If, during the life of the model, an ESCO is terminated for any reason (voluntary or not) and thereby affects the ability of an aggregation pool to collectively meet the minimum matched beneficiary threshold, CMS may disqualify and terminate the participation of remaining ESCOs in the pool unless those ESCOs can add sufficient clinical partners to meet the minimum threshold.

 

How will CMS determine aggregation pools?

CMS will take into account the applicant’s preferences for aggregation partners when making final decisions regarding the composition of aggregation pools, while also considering other factors including the location and size of specific applicants. After CMS selects finalists for the initiative, we will provide information on the matched population size, location, and organizational composition of all non-LDO finalists. All non-LDO finalists will be given the option to enter the model through a default aggregation pool that includes all non-LDO finalists. CMS will also consider requests by multiple subsets of such finalists to form a smaller aggregation pool as long as that smaller pool would still meet the 350 beneficiary minimum. CMS will provide additional details and may also add additional requirements as it further develops the model design, evaluates applications for participation in the model, and finalizes the CEC Model Participation Agreement.

How do eligible ESCOs submit their preference to be considered for aggregation?

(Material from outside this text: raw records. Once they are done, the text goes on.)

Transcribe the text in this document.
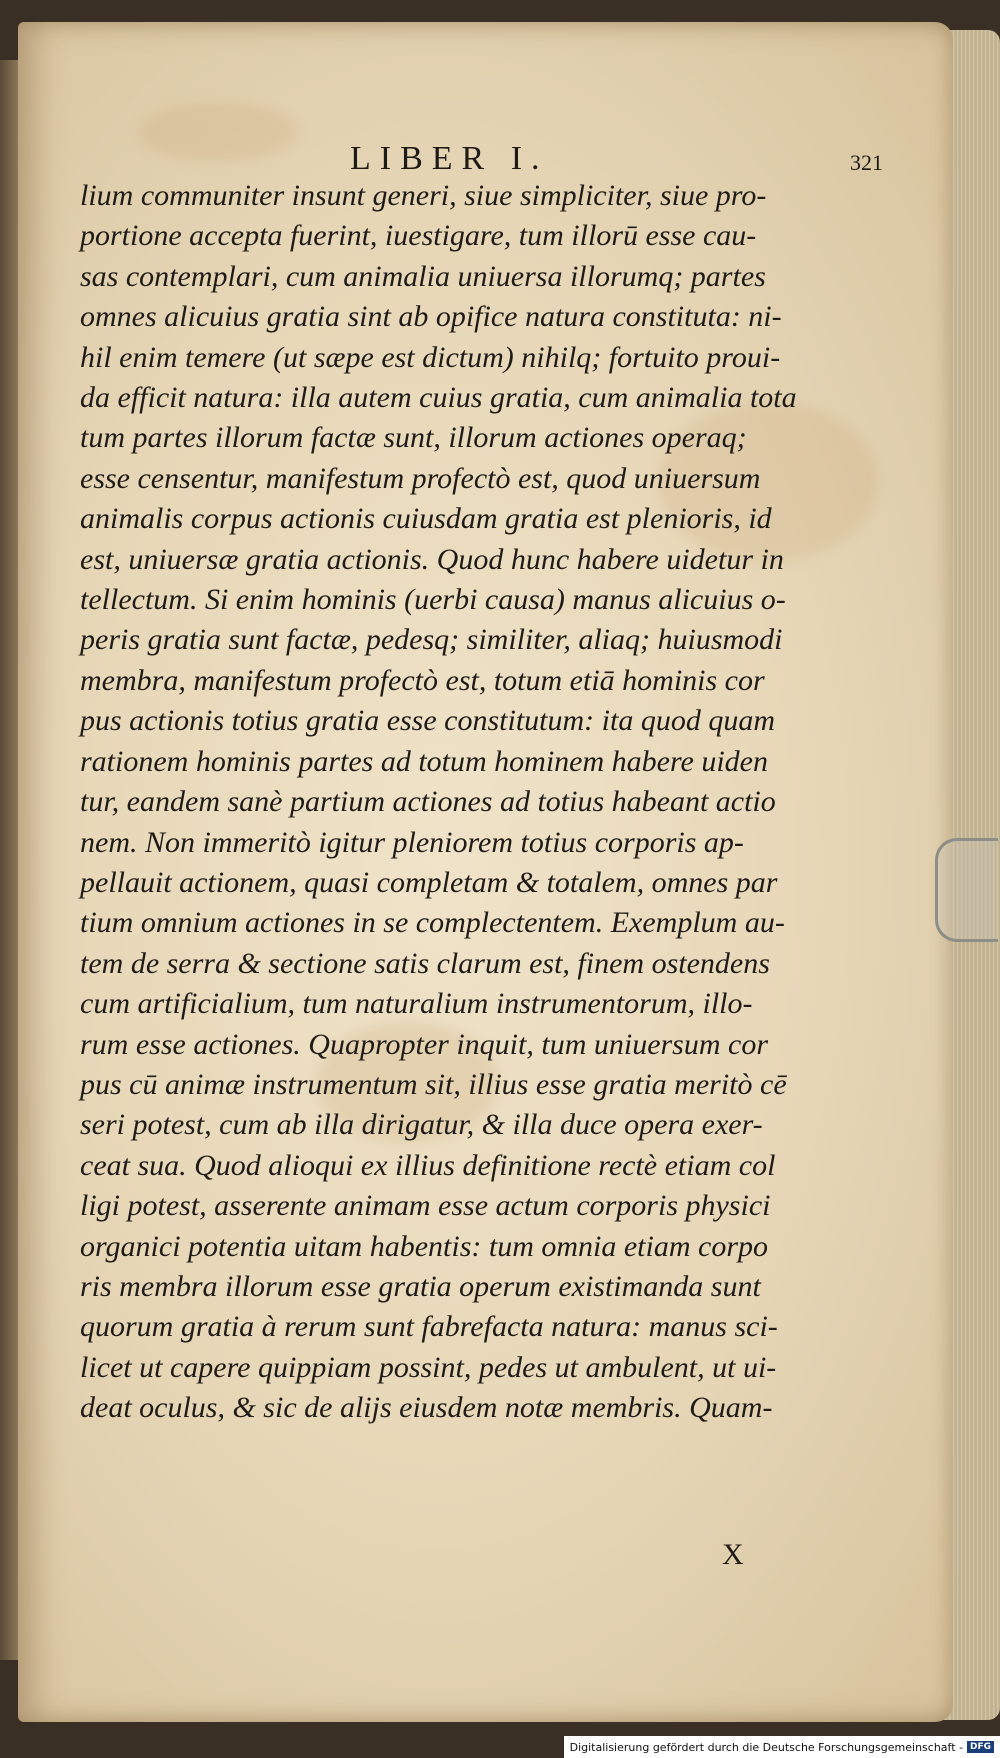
LIBER I.	321
lium communiter insunt generi, siue simpliciter, siue pro-
portione accepta fuerint, iuestigare, tum illorū esse cau-
sas contemplari, cum animalia uniuersa illorumq; partes
omnes alicuius gratia sint ab opifice natura constituta: ni-
hil enim temere (ut sæpe est dictum) nihilq; fortuito proui-
da efficit natura: illa autem cuius gratia, cum animalia tota
tum partes illorum factæ sunt, illorum actiones operaq;
esse censentur, manifestum profectò est, quod uniuersum
animalis corpus actionis cuiusdam gratia est plenioris, id
est, uniuersæ gratia actionis. Quod hunc habere uidetur in
tellectum. Si enim hominis (uerbi causa) manus alicuius o-
peris gratia sunt factæ, pedesq; similiter, aliaq; huiusmodi
membra, manifestum profectò est, totum etiā hominis cor
pus actionis totius gratia esse constitutum: ita quod quam
rationem hominis partes ad totum hominem habere uiden
tur, eandem sanè partium actiones ad totius habeant actio
nem. Non immeritò igitur pleniorem totius corporis ap-
pellauit actionem, quasi completam & totalem, omnes par
tium omnium actiones in se complectentem. Exemplum au-
tem de serra & sectione satis clarum est, finem ostendens
cum artificialium, tum naturalium instrumentorum, illo-
rum esse actiones. Quapropter inquit, tum uniuersum cor
pus cū animæ instrumentum sit, illius esse gratia meritò cē
seri potest, cum ab illa dirigatur, & illa duce opera exer-
ceat sua. Quod alioqui ex illius definitione rectè etiam col
ligi potest, asserente animam esse actum corporis physici
organici potentia uitam habentis: tum omnia etiam corpo
ris membra illorum esse gratia operum existimanda sunt
quorum gratia à rerum sunt fabrefacta natura: manus sci-
licet ut capere quippiam possint, pedes ut ambulent, ut ui-
deat oculus, & sic de alijs eiusdem notæ membris. Quam-
X
Digitalisierung gefördert durch die Deutsche Forschungsgemeinschaft - DFG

If non-LDO applicants have preferences regarding which other organizations they should be aggregated with for purposes of financial calculations, they should send an email to ESRD-CMMI@cms.hhs.gov with a list of potential non-LDO aggregation partners before the close of the application period. The email should include the full legal name of each ESCO organization in the proposed aggregation pool and its address (including zip code), contact information for an executive at the applicant organization with the authority to represent the organization, and the applicant’s Letter of Intent (LOI) identification number. The information provided in this email is non-binding and will be used for CMS informational and planning purposes only.